The law of nuisance has long been seen as the heart of real property law - this because of its distributive and re-distributive force in land use. In its present form, while often ad hoc in application, a nuisance is defined generally as merely some interference with the use and enjoyment of the land. The most common remedy to abate a nuisance is injunctive relief in equity. Yet, judicial creativity has been seen through the use of such remedies as awards of permanent damages and the compensated injunction. The doctrine of anticipatory nuisance is brought into focus usually when a moving party is seeking to prevent commencement of what is alleged will become a nuisance. While recognized in both state and federal common law for many years, it is under-utilized because of the high burden of proof (e.g., reasonable certainty or high probability) normally set legislatively or through judicial interpretation and practice.
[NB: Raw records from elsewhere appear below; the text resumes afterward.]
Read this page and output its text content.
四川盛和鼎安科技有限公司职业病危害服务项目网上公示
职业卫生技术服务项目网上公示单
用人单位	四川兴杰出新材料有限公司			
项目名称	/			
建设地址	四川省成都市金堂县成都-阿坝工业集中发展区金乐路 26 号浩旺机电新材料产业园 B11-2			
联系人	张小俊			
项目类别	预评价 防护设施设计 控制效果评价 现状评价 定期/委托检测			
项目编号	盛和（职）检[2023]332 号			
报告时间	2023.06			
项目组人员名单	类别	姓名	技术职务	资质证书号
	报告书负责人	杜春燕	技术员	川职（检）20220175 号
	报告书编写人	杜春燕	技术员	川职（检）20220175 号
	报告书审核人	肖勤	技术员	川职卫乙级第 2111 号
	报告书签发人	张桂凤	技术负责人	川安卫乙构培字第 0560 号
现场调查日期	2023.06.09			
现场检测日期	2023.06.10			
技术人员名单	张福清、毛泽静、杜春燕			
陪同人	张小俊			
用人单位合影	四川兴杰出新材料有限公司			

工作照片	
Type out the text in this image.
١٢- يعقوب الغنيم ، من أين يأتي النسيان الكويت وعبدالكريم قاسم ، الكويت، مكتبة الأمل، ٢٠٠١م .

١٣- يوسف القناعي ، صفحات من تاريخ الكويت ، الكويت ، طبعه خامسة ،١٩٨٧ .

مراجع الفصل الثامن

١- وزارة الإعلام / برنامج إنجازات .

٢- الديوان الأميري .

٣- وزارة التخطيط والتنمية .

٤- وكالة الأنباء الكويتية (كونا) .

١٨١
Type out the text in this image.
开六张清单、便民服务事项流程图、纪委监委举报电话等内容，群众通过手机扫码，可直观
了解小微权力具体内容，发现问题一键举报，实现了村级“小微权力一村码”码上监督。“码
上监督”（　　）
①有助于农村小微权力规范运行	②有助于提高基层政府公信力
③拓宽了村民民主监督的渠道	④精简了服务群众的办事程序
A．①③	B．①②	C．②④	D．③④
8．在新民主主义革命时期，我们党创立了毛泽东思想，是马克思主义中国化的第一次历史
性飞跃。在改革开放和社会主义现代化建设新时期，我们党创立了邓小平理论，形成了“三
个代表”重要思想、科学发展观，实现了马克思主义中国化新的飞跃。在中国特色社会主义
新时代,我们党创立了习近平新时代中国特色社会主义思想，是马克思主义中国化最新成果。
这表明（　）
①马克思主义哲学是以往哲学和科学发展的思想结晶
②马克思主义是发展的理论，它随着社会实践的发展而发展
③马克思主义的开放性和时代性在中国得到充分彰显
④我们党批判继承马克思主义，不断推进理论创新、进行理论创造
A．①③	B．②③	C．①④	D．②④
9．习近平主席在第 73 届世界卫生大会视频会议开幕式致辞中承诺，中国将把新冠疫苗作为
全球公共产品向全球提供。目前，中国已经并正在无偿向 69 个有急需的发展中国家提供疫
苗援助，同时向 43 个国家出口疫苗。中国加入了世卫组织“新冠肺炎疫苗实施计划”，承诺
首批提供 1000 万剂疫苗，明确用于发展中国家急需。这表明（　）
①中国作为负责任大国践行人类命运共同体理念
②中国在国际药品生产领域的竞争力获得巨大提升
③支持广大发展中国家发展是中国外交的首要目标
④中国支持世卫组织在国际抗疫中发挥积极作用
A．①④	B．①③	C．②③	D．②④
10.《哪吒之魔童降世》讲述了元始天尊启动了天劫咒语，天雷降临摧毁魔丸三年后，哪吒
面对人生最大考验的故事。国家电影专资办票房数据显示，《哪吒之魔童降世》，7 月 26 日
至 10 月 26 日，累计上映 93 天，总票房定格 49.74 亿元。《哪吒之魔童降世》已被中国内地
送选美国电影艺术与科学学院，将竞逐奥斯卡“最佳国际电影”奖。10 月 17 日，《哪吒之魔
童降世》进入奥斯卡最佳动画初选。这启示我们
Currently, only two states - Alabama and Georgia - have statutory enactments which allow for injunctive relief to restrain actions before they become nuisances. In order to re-validate the doctrine of anticipatory nuisance and contemporize its inherent value to modern lawmaking - and particularly to environmental management - the thesis of this Article is simple and direct: namely, that by greater judicial care and insight in applying the traditional balancing test to include a weighing of both the probability and the magnitude of an injury, equitably nuanced and practical decisionmaking will occur.
Similarly, with legislative foresight, efforts should be made to define and clarify with greater specificity what evidentiary proofs must be submitted in order to establish, for example, a reasonable certainty of harm necessary to trigger injunctive relief.
George P. Smith, II, Re-Validating The Doctrine of Anticipatory Nuisance, 29 VT. L. REV. 687 (2005).